Numerous states hostile to abortion rights simply disregard these facts, though, and have turned the concept of informed consent on its head. Of the 22 states requiring women to receive information about the range of psychological responses to abortion, for example, eight only mandate that negative information be provided. This kind of “misinformed consent” extends to perpetrating myths about the physical risks of abortion as well. Six states mandate the provision of information that inaccurately describes an increased risk to future fertility and five compel women to hear false information on the link between abortion and breast cancer.
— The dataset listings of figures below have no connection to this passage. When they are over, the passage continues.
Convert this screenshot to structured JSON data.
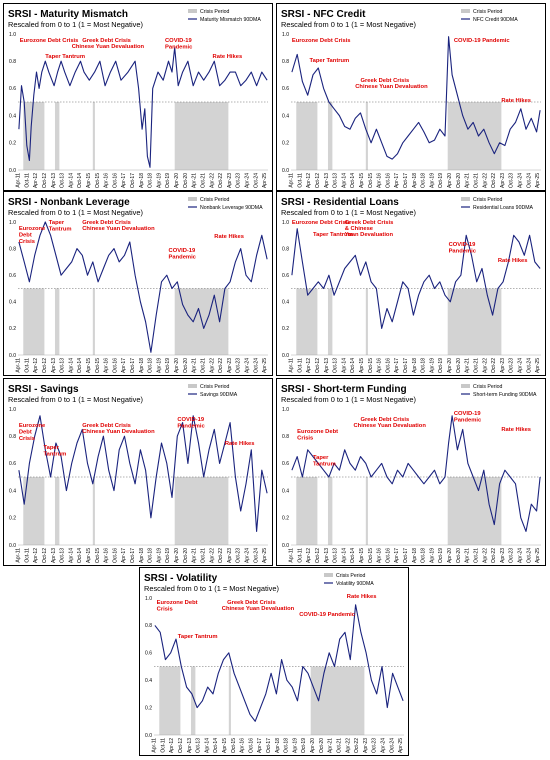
{
  "colors": {
    "line": "#1a237e",
    "crisis": "#c8c8c8",
    "annotation": "#e00000",
    "threshold": "#666666"
  },
  "common": {
    "crisis_legend": "Crisis Period",
    "y_ticks": [
      "0.0",
      "0.2",
      "0.4",
      "0.6",
      "0.8",
      "1.0"
    ],
    "x_ticks": [
      "Apr-11",
      "Oct-11",
      "Apr-12",
      "Oct-12",
      "Apr-13",
      "Oct-13",
      "Apr-14",
      "Oct-14",
      "Apr-15",
      "Oct-15",
      "Apr-16",
      "Oct-16",
      "Apr-17",
      "Oct-17",
      "Apr-18",
      "Oct-18",
      "Apr-19",
      "Oct-19",
      "Apr-20",
      "Oct-20",
      "Apr-21",
      "Oct-21",
      "Apr-22",
      "Oct-22",
      "Apr-23",
      "Oct-23",
      "Apr-24",
      "Oct-24",
      "Apr-25"
    ],
    "crisis_periods": [
      [
        2011.55,
        2012.75
      ],
      [
        2013.35,
        2013.6
      ],
      [
        2015.5,
        2015.62
      ],
      [
        2020.15,
        2023.2
      ]
    ]
  },
  "chart_data": [
    {
      "type": "line",
      "title": "SRSI - Maturity Mismatch",
      "subtitle": "Rescaled from 0 to 1 (1 = Most Negative)",
      "ylim": [
        0,
        1
      ],
      "threshold": 0.5,
      "series": [
        {
          "name": "Maturity Mismatch 90DMA",
          "x": [
            2011.3,
            2011.45,
            2011.6,
            2011.75,
            2011.9,
            2012.0,
            2012.15,
            2012.3,
            2012.45,
            2012.6,
            2012.8,
            2013.0,
            2013.3,
            2013.5,
            2013.7,
            2013.9,
            2014.2,
            2014.5,
            2014.8,
            2015.0,
            2015.3,
            2015.6,
            2015.9,
            2016.2,
            2016.5,
            2016.8,
            2017.1,
            2017.5,
            2017.9,
            2018.1,
            2018.3,
            2018.45,
            2018.6,
            2018.75,
            2018.9,
            2019.2,
            2019.5,
            2019.8,
            2020.0,
            2020.15,
            2020.35,
            2020.6,
            2020.9,
            2021.2,
            2021.5,
            2021.8,
            2022.1,
            2022.4,
            2022.7,
            2023.0,
            2023.3,
            2023.6,
            2023.9,
            2024.2,
            2024.5,
            2024.8,
            2025.1,
            2025.4
          ],
          "values": [
            0.3,
            0.62,
            0.5,
            0.18,
            0.07,
            0.32,
            0.55,
            0.72,
            0.6,
            0.72,
            0.8,
            0.72,
            0.62,
            0.72,
            0.8,
            0.72,
            0.62,
            0.72,
            0.8,
            0.72,
            0.66,
            0.72,
            0.8,
            0.62,
            0.72,
            0.8,
            0.66,
            0.72,
            0.8,
            0.6,
            0.3,
            0.45,
            0.1,
            0.02,
            0.6,
            0.72,
            0.66,
            0.8,
            0.72,
            0.9,
            0.62,
            0.72,
            0.8,
            0.62,
            0.72,
            0.66,
            0.72,
            0.8,
            0.62,
            0.66,
            0.72,
            0.72,
            0.62,
            0.66,
            0.72,
            0.62,
            0.72,
            0.66
          ]
        }
      ],
      "annotations": [
        "Eurozone Debt Crisis",
        "Taper Tantrum",
        "Greek Debt Crisis",
        "Chinese Yuan Devaluation",
        "COVID-19 Pandemic",
        "Rate Hikes"
      ]
    },
    {
      "type": "line",
      "title": "SRSI - NFC Credit",
      "subtitle": "Rescaled from 0 to 1 (1 = Most Negative)",
      "ylim": [
        0,
        1
      ],
      "threshold": 0.5,
      "series": [
        {
          "name": "NFC Credit 90DMA",
          "x": [
            2011.3,
            2011.6,
            2011.9,
            2012.2,
            2012.5,
            2012.8,
            2013.1,
            2013.4,
            2013.7,
            2014.0,
            2014.3,
            2014.6,
            2014.9,
            2015.2,
            2015.5,
            2015.8,
            2016.1,
            2016.4,
            2016.7,
            2017.0,
            2017.3,
            2017.6,
            2017.9,
            2018.2,
            2018.5,
            2018.8,
            2019.1,
            2019.4,
            2019.7,
            2020.0,
            2020.2,
            2020.4,
            2020.7,
            2021.0,
            2021.3,
            2021.6,
            2021.9,
            2022.2,
            2022.5,
            2022.8,
            2023.1,
            2023.4,
            2023.7,
            2024.0,
            2024.3,
            2024.6,
            2024.9,
            2025.2,
            2025.4
          ],
          "values": [
            0.72,
            0.85,
            0.65,
            0.55,
            0.7,
            0.75,
            0.6,
            0.5,
            0.45,
            0.4,
            0.32,
            0.3,
            0.38,
            0.42,
            0.3,
            0.2,
            0.3,
            0.2,
            0.1,
            0.08,
            0.12,
            0.2,
            0.25,
            0.3,
            0.35,
            0.28,
            0.2,
            0.22,
            0.3,
            0.25,
            0.98,
            0.7,
            0.55,
            0.4,
            0.3,
            0.35,
            0.25,
            0.3,
            0.2,
            0.12,
            0.2,
            0.18,
            0.3,
            0.35,
            0.45,
            0.3,
            0.38,
            0.28,
            0.44
          ]
        }
      ],
      "annotations": [
        "Eurozone Debt Crisis",
        "Taper Tantrum",
        "Greek Debt Crisis",
        "Chinese Yuan Devaluation",
        "COVID-19 Pandemic",
        "Rate Hikes"
      ]
    },
    {
      "type": "line",
      "title": "SRSI - Nonbank Leverage",
      "subtitle": "Rescaled from 0 to 1 (1 = Most Negative)",
      "ylim": [
        0,
        1
      ],
      "threshold": 0.5,
      "series": [
        {
          "name": "Nonbank Leverage 90DMA",
          "x": [
            2011.3,
            2011.6,
            2011.9,
            2012.2,
            2012.5,
            2012.8,
            2013.1,
            2013.4,
            2013.7,
            2014.0,
            2014.3,
            2014.6,
            2014.9,
            2015.2,
            2015.5,
            2015.8,
            2016.1,
            2016.4,
            2016.7,
            2017.0,
            2017.3,
            2017.6,
            2017.9,
            2018.2,
            2018.5,
            2018.8,
            2019.1,
            2019.4,
            2019.7,
            2020.0,
            2020.3,
            2020.6,
            2020.9,
            2021.2,
            2021.5,
            2021.8,
            2022.1,
            2022.4,
            2022.7,
            2023.0,
            2023.3,
            2023.6,
            2023.9,
            2024.2,
            2024.5,
            2024.8,
            2025.1,
            2025.4
          ],
          "values": [
            0.85,
            0.7,
            0.55,
            0.75,
            0.9,
            1.0,
            0.9,
            0.75,
            0.6,
            0.65,
            0.7,
            0.8,
            0.75,
            0.6,
            0.7,
            0.55,
            0.65,
            0.75,
            0.8,
            0.7,
            0.75,
            0.85,
            0.6,
            0.4,
            0.25,
            0.02,
            0.3,
            0.55,
            0.6,
            0.5,
            0.55,
            0.38,
            0.3,
            0.25,
            0.35,
            0.2,
            0.3,
            0.45,
            0.25,
            0.5,
            0.55,
            0.7,
            0.8,
            0.6,
            0.55,
            0.75,
            0.9,
            0.72
          ]
        }
      ],
      "annotations": [
        "Eurozone Debt Crisis",
        "Taper Tantrum",
        "Greek Debt Crisis",
        "Chinese Yuan Devaluation",
        "COVID-19 Pandemic",
        "Rate Hikes"
      ]
    },
    {
      "type": "line",
      "title": "SRSI - Residential Loans",
      "subtitle": "Rescaled from 0 to 1 (1 = Most Negative)",
      "ylim": [
        0,
        1
      ],
      "threshold": 0.5,
      "series": [
        {
          "name": "Residential Loans 90DMA",
          "x": [
            2011.3,
            2011.6,
            2011.9,
            2012.2,
            2012.5,
            2012.8,
            2013.1,
            2013.4,
            2013.7,
            2014.0,
            2014.3,
            2014.6,
            2014.9,
            2015.2,
            2015.5,
            2015.8,
            2016.1,
            2016.4,
            2016.7,
            2017.0,
            2017.3,
            2017.6,
            2017.9,
            2018.2,
            2018.5,
            2018.8,
            2019.1,
            2019.4,
            2019.7,
            2020.0,
            2020.3,
            2020.6,
            2020.9,
            2021.2,
            2021.5,
            2021.8,
            2022.1,
            2022.4,
            2022.7,
            2023.0,
            2023.3,
            2023.6,
            2023.9,
            2024.2,
            2024.5,
            2024.8,
            2025.1,
            2025.4
          ],
          "values": [
            0.6,
            0.95,
            0.7,
            0.45,
            0.5,
            0.55,
            0.5,
            0.6,
            0.45,
            0.55,
            0.65,
            0.7,
            0.75,
            0.6,
            0.7,
            0.55,
            0.5,
            0.2,
            0.35,
            0.25,
            0.4,
            0.55,
            0.5,
            0.3,
            0.45,
            0.55,
            0.6,
            0.5,
            0.55,
            0.45,
            0.4,
            0.55,
            0.6,
            0.9,
            0.75,
            0.55,
            0.65,
            0.45,
            0.3,
            0.5,
            0.55,
            0.7,
            0.9,
            0.85,
            0.75,
            0.9,
            0.7,
            0.65
          ]
        }
      ],
      "annotations": [
        "Eurozone Debt Crisis",
        "Taper Tantrum",
        "Greek Debt Crisis",
        "& Chinese",
        "Yuan Devaluation",
        "COVID-19 Pandemic",
        "Rate Hikes"
      ]
    },
    {
      "type": "line",
      "title": "SRSI - Savings",
      "subtitle": "Rescaled from 0 to 1 (1 = Most Negative)",
      "ylim": [
        0,
        1
      ],
      "threshold": 0.5,
      "series": [
        {
          "name": "Savings 90DMA",
          "x": [
            2011.3,
            2011.6,
            2011.9,
            2012.2,
            2012.5,
            2012.8,
            2013.1,
            2013.4,
            2013.7,
            2014.0,
            2014.3,
            2014.6,
            2014.9,
            2015.2,
            2015.5,
            2015.8,
            2016.1,
            2016.4,
            2016.7,
            2017.0,
            2017.3,
            2017.6,
            2017.9,
            2018.2,
            2018.5,
            2018.8,
            2019.1,
            2019.4,
            2019.7,
            2020.0,
            2020.3,
            2020.6,
            2020.9,
            2021.2,
            2021.5,
            2021.8,
            2022.1,
            2022.4,
            2022.7,
            2023.0,
            2023.3,
            2023.6,
            2023.9,
            2024.2,
            2024.5,
            2024.8,
            2025.1,
            2025.4
          ],
          "values": [
            0.55,
            0.3,
            0.6,
            0.8,
            0.95,
            0.7,
            0.5,
            0.75,
            0.65,
            0.4,
            0.6,
            0.75,
            0.85,
            0.6,
            0.45,
            0.65,
            0.8,
            0.55,
            0.4,
            0.7,
            0.8,
            0.6,
            0.45,
            0.7,
            0.55,
            0.2,
            0.5,
            0.75,
            0.6,
            0.35,
            0.8,
            0.9,
            0.6,
            0.95,
            0.75,
            0.5,
            0.7,
            0.85,
            0.6,
            0.75,
            0.9,
            0.5,
            0.25,
            0.45,
            0.7,
            0.1,
            0.55,
            0.38
          ]
        }
      ],
      "annotations": [
        "Eurozone Debt Crisis",
        "Taper Tantrum",
        "Greek Debt Crisis",
        "Chinese Yuan Devaluation",
        "COVID-19 Pandemic",
        "Rate Hikes"
      ]
    },
    {
      "type": "line",
      "title": "SRSI - Short-term Funding",
      "subtitle": "Rescaled from 0 to 1 (1 = Most Negative)",
      "ylim": [
        0,
        1
      ],
      "threshold": 0.5,
      "series": [
        {
          "name": "Short-term Funding 90DMA",
          "x": [
            2011.3,
            2011.6,
            2011.9,
            2012.2,
            2012.5,
            2012.8,
            2013.1,
            2013.4,
            2013.7,
            2014.0,
            2014.3,
            2014.6,
            2014.9,
            2015.2,
            2015.5,
            2015.8,
            2016.1,
            2016.4,
            2016.7,
            2017.0,
            2017.3,
            2017.6,
            2017.9,
            2018.2,
            2018.5,
            2018.8,
            2019.1,
            2019.4,
            2019.7,
            2020.0,
            2020.2,
            2020.4,
            2020.7,
            2021.0,
            2021.3,
            2021.6,
            2021.9,
            2022.2,
            2022.5,
            2022.8,
            2023.1,
            2023.4,
            2023.7,
            2024.0,
            2024.3,
            2024.6,
            2024.9,
            2025.2,
            2025.4
          ],
          "values": [
            0.55,
            0.65,
            0.5,
            0.7,
            0.65,
            0.6,
            0.55,
            0.5,
            0.6,
            0.55,
            0.7,
            0.6,
            0.55,
            0.65,
            0.6,
            0.5,
            0.55,
            0.6,
            0.5,
            0.45,
            0.55,
            0.5,
            0.6,
            0.55,
            0.5,
            0.45,
            0.5,
            0.55,
            0.45,
            0.5,
            0.75,
            0.95,
            0.7,
            0.85,
            0.6,
            0.5,
            0.4,
            0.55,
            0.3,
            0.15,
            0.45,
            0.55,
            0.5,
            0.45,
            0.2,
            0.1,
            0.3,
            0.25,
            0.5
          ]
        }
      ],
      "annotations": [
        "Eurozone Debt Crisis",
        "Taper Tantrum",
        "Greek Debt Crisis",
        "Chinese Yuan Devaluation",
        "COVID-19 Pandemic",
        "Rate Hikes"
      ]
    },
    {
      "type": "line",
      "title": "SRSI - Volatility",
      "subtitle": "Rescaled from 0 to 1 (1 = Most Negative)",
      "ylim": [
        0,
        1
      ],
      "threshold": 0.5,
      "series": [
        {
          "name": "Volatility 90DMA",
          "x": [
            2011.3,
            2011.6,
            2011.9,
            2012.2,
            2012.5,
            2012.8,
            2013.1,
            2013.4,
            2013.7,
            2014.0,
            2014.3,
            2014.6,
            2014.9,
            2015.2,
            2015.5,
            2015.8,
            2016.1,
            2016.4,
            2016.7,
            2017.0,
            2017.3,
            2017.6,
            2017.9,
            2018.2,
            2018.5,
            2018.8,
            2019.1,
            2019.4,
            2019.7,
            2020.0,
            2020.3,
            2020.6,
            2020.9,
            2021.2,
            2021.5,
            2021.8,
            2022.1,
            2022.4,
            2022.7,
            2023.0,
            2023.3,
            2023.6,
            2023.9,
            2024.2,
            2024.5,
            2024.8,
            2025.1,
            2025.4
          ],
          "values": [
            0.8,
            0.75,
            0.55,
            0.6,
            0.7,
            0.5,
            0.35,
            0.3,
            0.2,
            0.25,
            0.35,
            0.3,
            0.45,
            0.55,
            0.6,
            0.45,
            0.35,
            0.25,
            0.15,
            0.1,
            0.2,
            0.3,
            0.45,
            0.3,
            0.55,
            0.4,
            0.35,
            0.25,
            0.5,
            0.45,
            0.35,
            0.25,
            0.45,
            0.6,
            0.5,
            0.7,
            0.75,
            0.55,
            0.95,
            0.75,
            0.6,
            0.4,
            0.3,
            0.5,
            0.2,
            0.45,
            0.35,
            0.25
          ]
        }
      ],
      "annotations": [
        "Eurozone Debt Crisis",
        "Taper Tantrum",
        "Greek Debt Crisis",
        "Chinese Yuan Devaluation",
        "COVID-19 Pandemic",
        "Rate Hikes"
      ]
    }
  ]
}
In 2007, the Supreme Court upheld the Partial Birth Abortion Act at least in part because the conservative majority believed that “severe depression and loss of esteem can follow” a woman's choice to have an abortion. Discredited theories like “post-abortion syndrome,” advanced by discredited “experts” like Rue, have no business leaking into Supreme Court opinions, and lower courts should not take them seriously. As Justice Ruth Bader Ginsburg admonished the conservative justices in her dissent, theories like “post-abortion sydrome” are “an antiabortion shibboleth for which [the majority] concededly has no reliable evidence.”
Hopefully media outlets in the states threatened by Rue's “expertise” will reject the right-wing's framing of this issue.